Sometimes you invite folks into your life or into your
thoughts or your space and really can’t remember how they got there.
I saw her headed to the bathroom. I remember thinking she did not look
well. By the time she reappeared, everyone
had deplaned, that is everyone that was not going on to Chicago. Me, her and about a half dozen other
folks.
Inadvertently I had blocked the aisle. Standing and stretching, it had been a long
day and now another three hours on the plane.
She was speaking into my neck when I flew around and found her.
She was loud.
I am not fond of loud.
“You waiting for the bathroom?” she spoke-shouted. “No, just stretching,” and as if I meant it,
I said, “How are you?” Not one half second passed for her to say, “Absolutely
terrible.”
Because we were now incredibly close together, I
felt I couldn’t let her pass without at least a question, a word, a hug,
something.
I went for, “What can I do for you?”
First there was air sickness: I did move to a safer distance with that one. Then she explained she was travelling for a
funeral. She didn’t truly want to be on
three flights to get there, but she had done it and without wavering she
added, “for her friend.” This woman who I had momentarily cast as loud and
perhaps nauseous was truly a brave, compassionate soul.
I applauded her.
Jim Elliot said, “wherever you are, be all there.”

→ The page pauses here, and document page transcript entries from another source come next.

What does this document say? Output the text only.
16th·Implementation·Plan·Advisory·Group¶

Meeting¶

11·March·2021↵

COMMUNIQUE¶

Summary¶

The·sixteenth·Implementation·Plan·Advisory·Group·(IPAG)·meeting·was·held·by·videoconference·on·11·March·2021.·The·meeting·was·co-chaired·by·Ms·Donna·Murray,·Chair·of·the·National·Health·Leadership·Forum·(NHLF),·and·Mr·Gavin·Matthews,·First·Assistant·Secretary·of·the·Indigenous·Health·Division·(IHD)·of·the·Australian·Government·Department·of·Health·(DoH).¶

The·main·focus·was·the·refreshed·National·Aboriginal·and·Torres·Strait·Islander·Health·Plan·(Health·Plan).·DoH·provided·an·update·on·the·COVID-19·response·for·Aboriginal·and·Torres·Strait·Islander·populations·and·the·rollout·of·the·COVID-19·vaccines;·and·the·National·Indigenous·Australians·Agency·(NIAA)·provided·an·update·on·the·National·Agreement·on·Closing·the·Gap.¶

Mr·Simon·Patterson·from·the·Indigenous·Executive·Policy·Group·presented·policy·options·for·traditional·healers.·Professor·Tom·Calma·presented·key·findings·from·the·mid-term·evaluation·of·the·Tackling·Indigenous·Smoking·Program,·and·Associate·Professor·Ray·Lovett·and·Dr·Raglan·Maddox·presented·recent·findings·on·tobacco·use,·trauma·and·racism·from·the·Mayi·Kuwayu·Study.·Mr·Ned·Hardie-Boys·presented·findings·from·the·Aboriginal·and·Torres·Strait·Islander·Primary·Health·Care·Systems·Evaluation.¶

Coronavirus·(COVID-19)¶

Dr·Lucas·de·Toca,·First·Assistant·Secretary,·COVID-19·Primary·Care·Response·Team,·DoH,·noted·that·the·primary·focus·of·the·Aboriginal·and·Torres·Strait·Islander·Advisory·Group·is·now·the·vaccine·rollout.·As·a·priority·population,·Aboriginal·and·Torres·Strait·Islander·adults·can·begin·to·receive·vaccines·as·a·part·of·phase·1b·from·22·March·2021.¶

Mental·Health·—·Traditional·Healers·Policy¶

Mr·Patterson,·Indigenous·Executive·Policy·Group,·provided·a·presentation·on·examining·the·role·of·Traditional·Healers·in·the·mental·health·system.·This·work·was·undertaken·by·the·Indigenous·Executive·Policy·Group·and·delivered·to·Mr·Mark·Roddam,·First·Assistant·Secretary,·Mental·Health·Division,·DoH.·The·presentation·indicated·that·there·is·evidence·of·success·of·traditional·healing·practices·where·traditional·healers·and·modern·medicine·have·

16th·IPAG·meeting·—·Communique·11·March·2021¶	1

You see, I didn’t really want to be in the
isle. I really was not excited about
chatting with my elderly friend for the entire plane to hear. But missing her moxy would have been a
mistake. She encouraged me in ways she
could have never known.
I was tired, but my destination was home and family
and love and rest.Her destination, as some twenty years my senior,
was alongside a friend and a casket.Life is a bottle to be poured out; we always have
the choice to taste the sweet in the bitter.
There is always joy in the midst if we choose to be
“all there.” If we choose to see, to hear, to be present.
I told my new friend to be brave. I told her how much I admired her. And I offered her my peppermint stick, a gift
from my baby daughter for her motion sickness.
I struggle with still sickness - looking beyond what is in front of me.
“All there,” it is the act of being aware of Him. It is being brave in the face of whatever we
are facing. It is knowing the joy, the
true heaven- sent joy, is realizing He is there, even if we don’t want to be.